そしてこの男が言っていた『魔法の才能がある』というのが、意識過剰でも何でもない唯の真実であるとしたら。
……なんてな。
「まるで、『もう一つの世界』に入り込んだみたいだろう?」
「はは、変わった考えをお持ちで。残念だがこれは『ゲーム』だ」
もちろんログアウトも出来るし、ゲームのステータス等がある、これはれっきとした『ゲーム』だ。
俺はそう思っているし、この考えが変わる事もないだろう。
VRという技術が進んできている今。100年前にこのゲームが出ていたら信じるかもな。
「これはゲームだ。俺は心の底からそう思っている。それ以上でも以下でもない」
「フフ、そうか。いやいやすまない。昔からこういった物語が好きでね。ちょっとからかってみたくなったんだ」
悪戯に笑う夜は、軽くそう言ってのける。
ったく……
「君は本当に面白い。それでは。君とはまた闘うような気がするよ」
そう言って去っていく夜。
……本当に、不思議な男だった。
―――――――――――
「ふう」
あの男と闘って分かった、俺の課題点。
『回避』。
『制御』。
この他にもいっぱいあるけども……取り合えずこの2つ。
回避に関しては、以前から感じていた。
俺はスピード頼りの行動が多い。
回避がそれだ。スキルを使わず、俺のDEXによるスピードだけで行ってきた。
それを続けていれば、いずれそれが通用しない敵も出て来る。というか出てきたねさっき。
より洗練された回避術を得る。それが第一の目標。
二つに制御。
俺の早すぎるスピードを制御出来るようにしよう。以上。
まあ言ってしまえば加減すればいいんだが、それでは面白くないし、俺の敏捷が勿体ない。
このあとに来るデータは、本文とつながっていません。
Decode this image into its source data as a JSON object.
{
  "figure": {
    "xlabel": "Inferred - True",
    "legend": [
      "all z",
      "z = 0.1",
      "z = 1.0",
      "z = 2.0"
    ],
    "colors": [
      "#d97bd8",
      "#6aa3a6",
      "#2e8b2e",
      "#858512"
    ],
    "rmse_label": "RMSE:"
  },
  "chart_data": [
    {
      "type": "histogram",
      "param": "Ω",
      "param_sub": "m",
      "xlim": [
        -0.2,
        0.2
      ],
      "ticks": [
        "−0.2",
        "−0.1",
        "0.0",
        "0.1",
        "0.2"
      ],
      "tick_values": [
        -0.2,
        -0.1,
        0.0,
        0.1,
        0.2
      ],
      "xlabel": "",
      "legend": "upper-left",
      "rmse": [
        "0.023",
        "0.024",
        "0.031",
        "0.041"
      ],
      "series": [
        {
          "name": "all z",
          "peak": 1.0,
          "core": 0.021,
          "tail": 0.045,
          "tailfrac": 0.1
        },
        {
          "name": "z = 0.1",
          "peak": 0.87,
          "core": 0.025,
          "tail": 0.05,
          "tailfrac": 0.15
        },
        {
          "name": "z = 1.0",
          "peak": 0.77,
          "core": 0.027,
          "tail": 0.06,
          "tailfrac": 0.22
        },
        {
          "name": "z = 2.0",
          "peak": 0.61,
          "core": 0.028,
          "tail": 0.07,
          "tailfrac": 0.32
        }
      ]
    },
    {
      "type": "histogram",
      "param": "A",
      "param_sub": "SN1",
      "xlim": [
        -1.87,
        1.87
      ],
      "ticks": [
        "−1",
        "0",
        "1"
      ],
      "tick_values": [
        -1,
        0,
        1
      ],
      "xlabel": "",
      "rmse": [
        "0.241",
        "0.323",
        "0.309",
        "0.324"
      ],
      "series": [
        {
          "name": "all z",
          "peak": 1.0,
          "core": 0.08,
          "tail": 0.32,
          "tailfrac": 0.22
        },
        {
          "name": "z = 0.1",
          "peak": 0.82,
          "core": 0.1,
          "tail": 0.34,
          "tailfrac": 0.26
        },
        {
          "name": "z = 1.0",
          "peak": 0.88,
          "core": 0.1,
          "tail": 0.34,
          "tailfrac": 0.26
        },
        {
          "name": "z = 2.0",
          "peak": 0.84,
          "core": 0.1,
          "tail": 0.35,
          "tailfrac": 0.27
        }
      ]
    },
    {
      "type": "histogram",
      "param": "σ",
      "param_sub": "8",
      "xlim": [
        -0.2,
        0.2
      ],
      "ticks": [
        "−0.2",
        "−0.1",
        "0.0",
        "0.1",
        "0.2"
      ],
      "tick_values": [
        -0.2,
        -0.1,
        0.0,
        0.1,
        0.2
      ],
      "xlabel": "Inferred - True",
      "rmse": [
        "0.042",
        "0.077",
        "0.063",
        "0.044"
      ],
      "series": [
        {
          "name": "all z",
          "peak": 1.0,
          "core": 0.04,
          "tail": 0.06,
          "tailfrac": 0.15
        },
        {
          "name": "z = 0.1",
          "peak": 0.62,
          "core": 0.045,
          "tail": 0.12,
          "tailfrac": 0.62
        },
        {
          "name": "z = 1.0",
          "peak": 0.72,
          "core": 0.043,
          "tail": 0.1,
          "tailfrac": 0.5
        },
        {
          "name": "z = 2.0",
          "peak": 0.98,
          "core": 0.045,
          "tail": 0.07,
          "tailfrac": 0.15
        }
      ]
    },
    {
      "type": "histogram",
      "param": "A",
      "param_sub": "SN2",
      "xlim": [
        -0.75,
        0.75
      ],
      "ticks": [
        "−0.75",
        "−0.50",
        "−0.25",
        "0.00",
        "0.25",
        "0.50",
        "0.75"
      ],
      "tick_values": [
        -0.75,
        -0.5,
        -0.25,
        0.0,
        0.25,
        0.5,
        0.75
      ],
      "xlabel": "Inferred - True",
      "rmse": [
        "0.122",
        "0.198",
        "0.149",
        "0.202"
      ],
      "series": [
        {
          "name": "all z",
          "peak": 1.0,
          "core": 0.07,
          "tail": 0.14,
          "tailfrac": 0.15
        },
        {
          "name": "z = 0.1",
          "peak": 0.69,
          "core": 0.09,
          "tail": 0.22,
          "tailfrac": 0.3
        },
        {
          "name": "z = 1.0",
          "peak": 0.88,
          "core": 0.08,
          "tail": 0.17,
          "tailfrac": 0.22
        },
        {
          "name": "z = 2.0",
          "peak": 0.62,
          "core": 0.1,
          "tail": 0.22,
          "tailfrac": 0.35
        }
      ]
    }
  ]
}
極限のスピードかつ、そのスピードを最大限に活かしていきたいのだ。
この2つは、夜に対する課題でもある。
それだけ悔しかったってこった。完敗だったからな。
「さて」
俺の課題は見つかった。
そして、この課題をクリアするには実戦の中からキーを見つけていくしかない。
頑張るぞー。そうと決まればスノウフィールドへ。
――――――――――――
スノウフィールドまで歩く途中、イメージを膨らませる。
手に持つナイフ。これで防御ってのもやっぱ無茶だよなあ……
『攻撃は最大の防御』。古代から語り継がれる戦闘の諺だ。
攻撃回数を高め相手に何をさせ無くする事は、結果としては自分の身を守る為とも取れるとかなんとか。
『攻撃』と『防御』、戦闘では常にこの二つが行ったり来たり。
夜との戦闘では、基本俺が『防御』側だった。攻撃のターンが来たのは、本当に最後の一瞬だけだ。
そりゃ負けるわ。ずっと翻弄されてたし。
遠距離との戦闘は、本当に距離を縮めるまでが辛い。そこを何とかしなきゃな。